È in programma domani alle 18 in località Cima Ripa (lungo la via Opifici che scende verso il Fondovalle) la commemorazione «Un angolo di storia» promossa dall’Associazione Partigiani d’Italia Valgandino col patrocinio del Comune. L’idea è quella di ricordare nel giorno e nel luogo di quei tragici eventi l’uccisione dei partigiani Giovanni Cazzaniga e Tolmino Fontana. «È una modalità– spiega Giovanni Cazzaniga dell’Anpi Valgandino (solamente omonimo dell’ucciso) – sperimentata alla Malga Lunga e monte Farno, dove lo scorso anno ricordammo l’uccisione di Imberti e Ghidini a Prato Porta. Rivivere quei giorni nei luoghi originari consente alle persone di comprendere quanto la Resistenza e le violenze fasciste abbiano segnato la vita delle comunità. Un monito d’attualità».

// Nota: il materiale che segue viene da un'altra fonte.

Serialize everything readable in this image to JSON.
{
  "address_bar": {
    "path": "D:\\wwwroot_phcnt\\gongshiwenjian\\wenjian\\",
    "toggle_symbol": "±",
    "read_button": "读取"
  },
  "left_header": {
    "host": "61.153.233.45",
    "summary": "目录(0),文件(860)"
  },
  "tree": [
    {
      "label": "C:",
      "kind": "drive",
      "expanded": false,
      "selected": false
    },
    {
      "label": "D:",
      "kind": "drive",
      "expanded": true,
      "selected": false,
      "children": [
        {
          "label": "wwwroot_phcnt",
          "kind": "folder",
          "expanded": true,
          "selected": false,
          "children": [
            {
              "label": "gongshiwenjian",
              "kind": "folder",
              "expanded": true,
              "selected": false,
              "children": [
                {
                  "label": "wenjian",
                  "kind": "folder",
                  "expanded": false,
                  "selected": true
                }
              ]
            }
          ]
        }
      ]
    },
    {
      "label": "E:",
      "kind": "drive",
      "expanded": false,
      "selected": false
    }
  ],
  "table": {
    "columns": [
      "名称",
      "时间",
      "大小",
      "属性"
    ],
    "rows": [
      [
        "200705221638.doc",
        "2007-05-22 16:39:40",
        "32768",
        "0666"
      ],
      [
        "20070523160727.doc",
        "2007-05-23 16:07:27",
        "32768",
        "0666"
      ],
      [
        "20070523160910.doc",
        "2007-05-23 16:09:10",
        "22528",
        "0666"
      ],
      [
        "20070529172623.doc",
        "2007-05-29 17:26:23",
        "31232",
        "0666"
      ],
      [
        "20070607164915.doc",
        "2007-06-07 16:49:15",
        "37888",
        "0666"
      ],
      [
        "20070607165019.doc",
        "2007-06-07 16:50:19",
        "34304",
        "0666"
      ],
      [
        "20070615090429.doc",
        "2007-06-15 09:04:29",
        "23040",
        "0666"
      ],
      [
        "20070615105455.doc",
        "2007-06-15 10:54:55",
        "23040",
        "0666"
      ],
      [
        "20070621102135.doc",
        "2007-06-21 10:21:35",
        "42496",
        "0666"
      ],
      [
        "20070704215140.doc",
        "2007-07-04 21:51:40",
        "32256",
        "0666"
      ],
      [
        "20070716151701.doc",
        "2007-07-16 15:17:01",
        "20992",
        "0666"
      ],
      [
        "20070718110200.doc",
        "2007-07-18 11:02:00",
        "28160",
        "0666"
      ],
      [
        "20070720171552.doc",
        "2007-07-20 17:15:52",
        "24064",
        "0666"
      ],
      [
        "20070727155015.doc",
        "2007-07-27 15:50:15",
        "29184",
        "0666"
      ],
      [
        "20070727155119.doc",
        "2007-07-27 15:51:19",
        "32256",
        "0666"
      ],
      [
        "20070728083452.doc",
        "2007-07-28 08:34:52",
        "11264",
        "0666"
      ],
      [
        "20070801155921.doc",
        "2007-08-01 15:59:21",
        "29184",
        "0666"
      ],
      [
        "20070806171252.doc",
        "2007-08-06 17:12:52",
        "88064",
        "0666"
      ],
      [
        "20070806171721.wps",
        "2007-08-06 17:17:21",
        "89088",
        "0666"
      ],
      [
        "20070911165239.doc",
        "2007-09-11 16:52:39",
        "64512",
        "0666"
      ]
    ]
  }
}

A ricordare il mortale agguato dell’11 luglio 1944 sarà lo storico Iko Colombi, che nelle ultime settimane ha raccolto negli archivi nuovi elementi. «Alcune donne del paese – spiega Colombi – avevano fatto conoscenza con uomini forestieri dall’apparenza distinta. Si dissero interessati a raggiungere in montagna le formazioni partigiane. Ottennero di incontrare all’allora Trattoria Trani il partigiano Giovanni Cazzaniga “Maistrak”, la cui famiglia risiedeva in zona. Arrivò accompagnato da un giovane cremonese, Tolmino Fontana “Magnanino”, da poche settimane sui monti. Si rivelò una tragica imboscata: Cazzaniga fu ucciso immediatamente, mentre Fontana cercò scampo in una via vicina, ma, colpito alla schiena, fu finito alla testa. I corpi privi di vita restarono a terra: era mezzogiorno e volontà dei fascisti era far sì che gli almeno mille operai che uscivano dagli opifici vedessero la fine che spettava a “quei fuorilegge” ».
La salma di Cazzaniga fu portata in casa dal padre (Angela, sorella di Giovanni fu testimone dei fatti), mentre quella di Tolmino fu raccolta pietosamente dall’allora curato don Francesco Ghilardi, assistito da alcuni volontari. Il prete fu poi interrogato e ammonito, mentre un volontario (un Trevaini domiciliato a Peia) fu arrestato, percosso e trattenuto per tre giorni nelle carceri di Sant’Agata. Giovanni Cazzaniga aveva solo 21 anni, il padre era originario di Erba, sposato con una gandinese, mentre Tolmino Fontana era nato a Robecco d’Oglio (Cremona) nel 1919, ultimo di diciotto fratelli. «Sin dopo la guerra – aggiunge Colombi – la sua identità restò sconosciuta.
Nel 1945, con annunci sui giornali cremonesi, i gandinesi rintracciarono la famiglia. Nel gennaio del 1946 le salme dei due partigiani vennero riesumate dalla fossa comune e furono celebrati solenni funerali in basilica». Il 3 settembre 1946 la Corte d’Assise di Bergamo condannò per l’omicidio a 16 anni e 8 mesi (con il condono di un terzo della pena) Giuseppe Isoretti e Gaetano Perola, ex militi repubblichini della 612ª Compagnia ordine pubblico, la cosiddetta Banda Resmini.
Furono invece assolti gli altri due accusati, Mangialardo e Giudici.